Comprehensive immune monitoring of clinical trials to advance human immunotherapy
Hartmann et al. Cell Rep (2019)
Immune monitoring has been used to study how drugs work and to identify signals within the immune system that can predict whether a drug treatment is likely to succeed. Conventional flow cytometry has traditionally been used for immune monitoring of clinical trials, but a typical panel taps out at around 6-10 markers. Matthew Spitzer, UCSF Associate Professor and scientific cofounder of Teiko Bio, is a senior author on this paper where they team developed a 33-marker mass cytometry panel with 10 open channels for customization that can be used to characterize all major human immune cell lineages.
Panel Design
The researchers selected phenotypic markers to identify and classify major immune cell populations, including T cells and their subpopulations, B cells at various stages of maturation, and subsets of NK cells, among others. They also included functional state markers to determine activation states, proliferation, exhaustion states, and levels of immune checkpoint molecules.
Panel validation
To validate the panel’s coverage of immune subsets and replicability, the researchers profiled peripheral blood mononuclear cells (PBMCs) from healthy donors, and successfully assigned 98% of the cells to their corresponding immune cell lineages and functional subsets. Next, the panel was tested on PBMC samples from five healthy donors that were sent to two different research centers, where they were run using different instruments, reagents, and operators. The results showed a strong correlation between the two runs, with an r-value of 0.96. Additionally, this mass cytometry panel demonstrated high agreement with four flow cytometry panels that used the same markers, with an r-value of 0.98.

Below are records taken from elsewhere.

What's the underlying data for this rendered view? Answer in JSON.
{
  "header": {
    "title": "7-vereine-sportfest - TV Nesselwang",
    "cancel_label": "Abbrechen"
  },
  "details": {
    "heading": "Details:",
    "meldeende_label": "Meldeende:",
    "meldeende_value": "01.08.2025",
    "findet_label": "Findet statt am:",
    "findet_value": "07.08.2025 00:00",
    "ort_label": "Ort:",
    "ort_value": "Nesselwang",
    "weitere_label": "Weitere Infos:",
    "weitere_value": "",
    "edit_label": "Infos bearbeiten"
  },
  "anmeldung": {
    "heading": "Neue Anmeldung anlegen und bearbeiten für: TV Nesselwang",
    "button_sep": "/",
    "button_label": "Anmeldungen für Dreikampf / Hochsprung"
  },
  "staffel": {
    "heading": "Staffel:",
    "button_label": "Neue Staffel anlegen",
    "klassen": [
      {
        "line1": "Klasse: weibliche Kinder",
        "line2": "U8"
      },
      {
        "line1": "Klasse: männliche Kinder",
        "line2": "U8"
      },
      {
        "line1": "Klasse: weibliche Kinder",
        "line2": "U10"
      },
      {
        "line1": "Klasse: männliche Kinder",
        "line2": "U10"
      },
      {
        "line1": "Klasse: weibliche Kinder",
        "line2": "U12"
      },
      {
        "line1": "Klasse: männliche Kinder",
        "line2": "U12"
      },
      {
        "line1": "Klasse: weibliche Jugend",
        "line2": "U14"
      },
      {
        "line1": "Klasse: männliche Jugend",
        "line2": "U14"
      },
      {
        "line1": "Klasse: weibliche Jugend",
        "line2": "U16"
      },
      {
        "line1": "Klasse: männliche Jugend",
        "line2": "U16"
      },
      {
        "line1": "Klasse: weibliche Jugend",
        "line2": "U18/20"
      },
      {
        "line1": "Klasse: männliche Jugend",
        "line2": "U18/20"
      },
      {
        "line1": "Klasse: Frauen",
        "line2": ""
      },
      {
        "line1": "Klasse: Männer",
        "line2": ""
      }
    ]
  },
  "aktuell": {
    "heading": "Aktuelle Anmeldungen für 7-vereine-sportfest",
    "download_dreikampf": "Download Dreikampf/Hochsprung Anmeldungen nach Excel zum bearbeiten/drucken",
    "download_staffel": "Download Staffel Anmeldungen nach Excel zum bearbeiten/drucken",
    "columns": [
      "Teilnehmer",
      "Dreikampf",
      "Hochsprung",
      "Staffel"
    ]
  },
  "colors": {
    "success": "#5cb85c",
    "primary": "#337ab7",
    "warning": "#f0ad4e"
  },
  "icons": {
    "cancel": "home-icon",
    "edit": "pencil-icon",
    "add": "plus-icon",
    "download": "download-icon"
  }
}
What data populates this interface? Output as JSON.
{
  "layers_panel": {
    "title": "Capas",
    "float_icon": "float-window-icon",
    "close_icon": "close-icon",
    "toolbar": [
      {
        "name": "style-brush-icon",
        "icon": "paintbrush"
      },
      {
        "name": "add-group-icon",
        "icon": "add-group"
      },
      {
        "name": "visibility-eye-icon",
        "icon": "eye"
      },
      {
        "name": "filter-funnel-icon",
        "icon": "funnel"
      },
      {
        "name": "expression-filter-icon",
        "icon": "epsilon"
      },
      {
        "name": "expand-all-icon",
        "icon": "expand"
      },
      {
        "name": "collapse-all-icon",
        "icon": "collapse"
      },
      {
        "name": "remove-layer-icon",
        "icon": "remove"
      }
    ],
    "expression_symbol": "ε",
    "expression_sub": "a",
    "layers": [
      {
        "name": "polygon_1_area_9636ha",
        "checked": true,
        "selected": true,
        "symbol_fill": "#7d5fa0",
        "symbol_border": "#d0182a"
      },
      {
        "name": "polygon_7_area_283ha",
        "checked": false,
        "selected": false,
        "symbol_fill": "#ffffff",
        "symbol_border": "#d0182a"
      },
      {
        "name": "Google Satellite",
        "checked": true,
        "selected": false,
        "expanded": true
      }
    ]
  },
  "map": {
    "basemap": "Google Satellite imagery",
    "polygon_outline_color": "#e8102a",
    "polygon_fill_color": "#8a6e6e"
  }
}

Panel clinical utilization in GvHD
Researchers validated the effectiveness of this panel on bone marrow from 15 patients with leukemia who underwent bone marrow transplantation and found that a reduction in CD27- B cells and the frequency of naive CD4+ T cells were associated with the development of graft-versus-host disease. This demonstrates the clinical utility of the panel in predicting and monitoring responses to treatment.
The paper highlights the value of utilizing a standardized mass cytometry panel for comprehensive immune profiling of all major immune subsets in clinical trial samples. This approach not only supports clinical development but also enables the identification of important biomarkers that may inform personalized treatment strategies.
Reference Citation: Hartmann FJ, Babdor J, Gherardini PF, Amir ED, Jones K, Sahaf B, Marquez DM, Krutzik P, O’Donnell E, Sigal N, Maecker HT, Meyer E, Spitzer MH, Bendall SC. Comprehensive Immune Monitoring of Clinical Trials to Advance Human Immunotherapy. Cell Rep. 2019 Jul 16;28(3):819-831.e4. doi: 10.1016/j.celrep.2019.06.049.